La dette des États occupe depuis quelques jours les débats sur les plateaux clinquants des télés où si l’on ne fume pas on y cause. Comme il y eut la querelle des « Anciens » et des « Modernes » et la France a désormais les  « abolitionnistes »  et les  « traditionalistes » . Ces deux camps s’affrontent en se jetant à la tête des articles des traités européens ou en sacrifiant au culte de l’Euro tout puissant. La bataille fait rage, mais comme d’habitude les victimes ne seront pas dans les états-majors mais parmi les fantassins.

 Une armada d’économistes vite qualifiés de « peu lucides » par leurs détracteurs institutionnels, prônent l’annulation de la « douloureuse » que les membres de l’UE possède auprès de leur Banque centrale.
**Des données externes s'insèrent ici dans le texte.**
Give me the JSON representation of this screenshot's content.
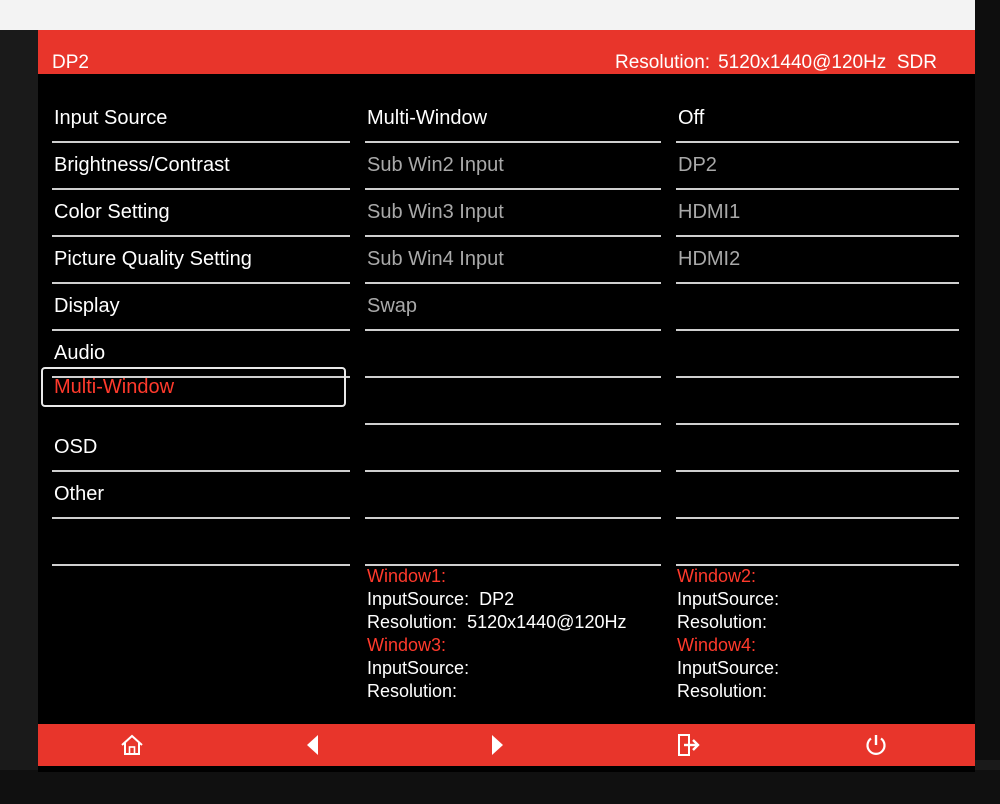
{
  "header": {
    "input": "DP2",
    "resolution_label": "Resolution:",
    "resolution_value": "5120x1440@120Hz",
    "dynamic_range": "SDR"
  },
  "menu": {
    "items": [
      {
        "label": "Input Source"
      },
      {
        "label": "Brightness/Contrast"
      },
      {
        "label": "Color Setting"
      },
      {
        "label": "Picture Quality Setting"
      },
      {
        "label": "Display"
      },
      {
        "label": "Audio"
      },
      {
        "label": "Multi-Window",
        "selected": true
      },
      {
        "label": "OSD"
      },
      {
        "label": "Other"
      }
    ]
  },
  "submenu": {
    "items": [
      {
        "label": "Multi-Window"
      },
      {
        "label": "Sub Win2 Input"
      },
      {
        "label": "Sub Win3 Input"
      },
      {
        "label": "Sub Win4 Input"
      },
      {
        "label": "Swap"
      }
    ]
  },
  "values": {
    "items": [
      {
        "label": "Off"
      },
      {
        "label": "DP2"
      },
      {
        "label": "HDMI1"
      },
      {
        "label": "HDMI2"
      }
    ]
  },
  "windows": {
    "w1": {
      "title": "Window1:",
      "input_label": "InputSource:",
      "input_value": "DP2",
      "res_label": "Resolution:",
      "res_value": "5120x1440@120Hz"
    },
    "w2": {
      "title": "Window2:",
      "input_label": "InputSource:",
      "input_value": "",
      "res_label": "Resolution:",
      "res_value": ""
    },
    "w3": {
      "title": "Window3:",
      "input_label": "InputSource:",
      "input_value": "",
      "res_label": "Resolution:",
      "res_value": ""
    },
    "w4": {
      "title": "Window4:",
      "input_label": "InputSource:",
      "input_value": "",
      "res_label": "Resolution:",
      "res_value": ""
    }
  },
  "footer": {
    "icons": [
      "home-icon",
      "left-arrow-icon",
      "right-arrow-icon",
      "exit-icon",
      "power-icon"
    ]
  },
  "colors": {
    "accent": "#e8352b",
    "highlight_text": "#ff3a2c",
    "background": "#000000"
  }
}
L’ appel de cette centaine d’hérétiques vise à annuler les dettes publiques détenues par la BCE afin de faciliter la reconstruction sociale et écologique après la pandémie de Covid-19. Ils constatent que l’endettement public a très fortement augmenté pour protéger les ménages et les entreprises.

« Les citoyens découvrent, pour certains avec effarement, que près de 25% de la dette publique européenne est aujourd’hui détenue par leur banque centrale », relève ce texte qui met le feu aux certitudes d’un système où l’on prête à fonds perdus avec le sentiment que le remboursement ne se fera jamais. Ils ajoutent d’ailleurs que « si nous remboursons cette somme, nous devrons la trouver ailleurs, soit en réempruntant pour faire rouler la dette au lieu d’emprunter pour investir, soit en augmentant les impôts, soit en baissant les dépenses ».

Le constat est on ne peut plus juste mais bien évidemment ne correspond pas aux vertus de ce monde de la finance institutionnelle qui tourne en rond depuis des décennies et qui il n’est pas inutile de le rappeler a mis à genoux la Grèce. La mise en « Lagarde » alors au Fonds Monétaire International n’a jamais produit d’amélioration de la situation des peuples mais simplement préservé le monde du profit à son meilleur niveau.

Le club des cents envisage « l’effacement des dettes publiques ou leur transformation en dettes perpétuelles sans intérêt contre un engagement des Etats à investir les mêmes montants dans la reconstruction écologique et sociale ». Les signataires affirment que « l’annulation n’est pas explicitement interdite par les traités européens » et que « l’histoire nous a maintes fois montré que les difficultés juridiques s’effacent devant les accords politiques ». Le pire des mots pour des libéraux : politique ! Un épouvantail que la BCE a dressé devant son siège au nom de son indépendance qui n’est que virtuelle.

Comme Lagarde meurt mais ne se rend pas et elle a vite dégainé pour tirer à vue sur tout « économiclaste » qui tenterait d’entraver la marche à plein régime de la machine à billets théoriques. «Tous les pays de la zone euro émergeront de cette crise avec des niveaux de dette élevés», a estimé la gardienne du temple de l’orthodoxie libérale. Mais «il ne fait aucun doute qu’ils parviendront à la rembourser. Les dettes se gèrent dans le temps long. » Elle aurait pu ajouter que tant qu’elles existent il est possible d’agiter le chiffon noir du non-remboursement pour demander toujours plus de coupes sombres dans les budgets essentiels au bien-être général.

D’ailleurs le Ministre des Finances a aussitôt sauté sur l’aubaine : « Les trois manières de rembourser la dette sont les réformes de structure, la croissance et la responsabilité sur les finances publiques », Le message est on ne peut plus clair. Le rêve de la croissance revient en force pour faire passer les pilules amères contenues dans les deux autres membres de la phrase. On sait fort bien ce que signifient « réformes de structure » (on l’a vu dans le système de santé!) et « responsabilité sur les finances publiques » (on reviendra par exemple au pacte de Cahors) car ce sont les ritournelles d’avant crise de la Covid-19 qui reviendront aussi vite qu’elles ont disparues.

En fait les deux camps sont d’accord sur un seul point. Que la dette soit annulée ou augmentée elle doit uniquement servir « aux investissements réalisés dans des secteurs déterminants pour l’avenir car ils engendreront une croissance plus forte». Sauf que la BCE ne se soucie pas trop de l’utilisation des fonds empruntés. Une grande partie est engloutie dans le fonctionnement des États et nullement dans les investissements… ou dans le remboursement de la dette antérieure. C’est le serpent qui n’est plus monétaire se mord la queue et encore pour très longtemps.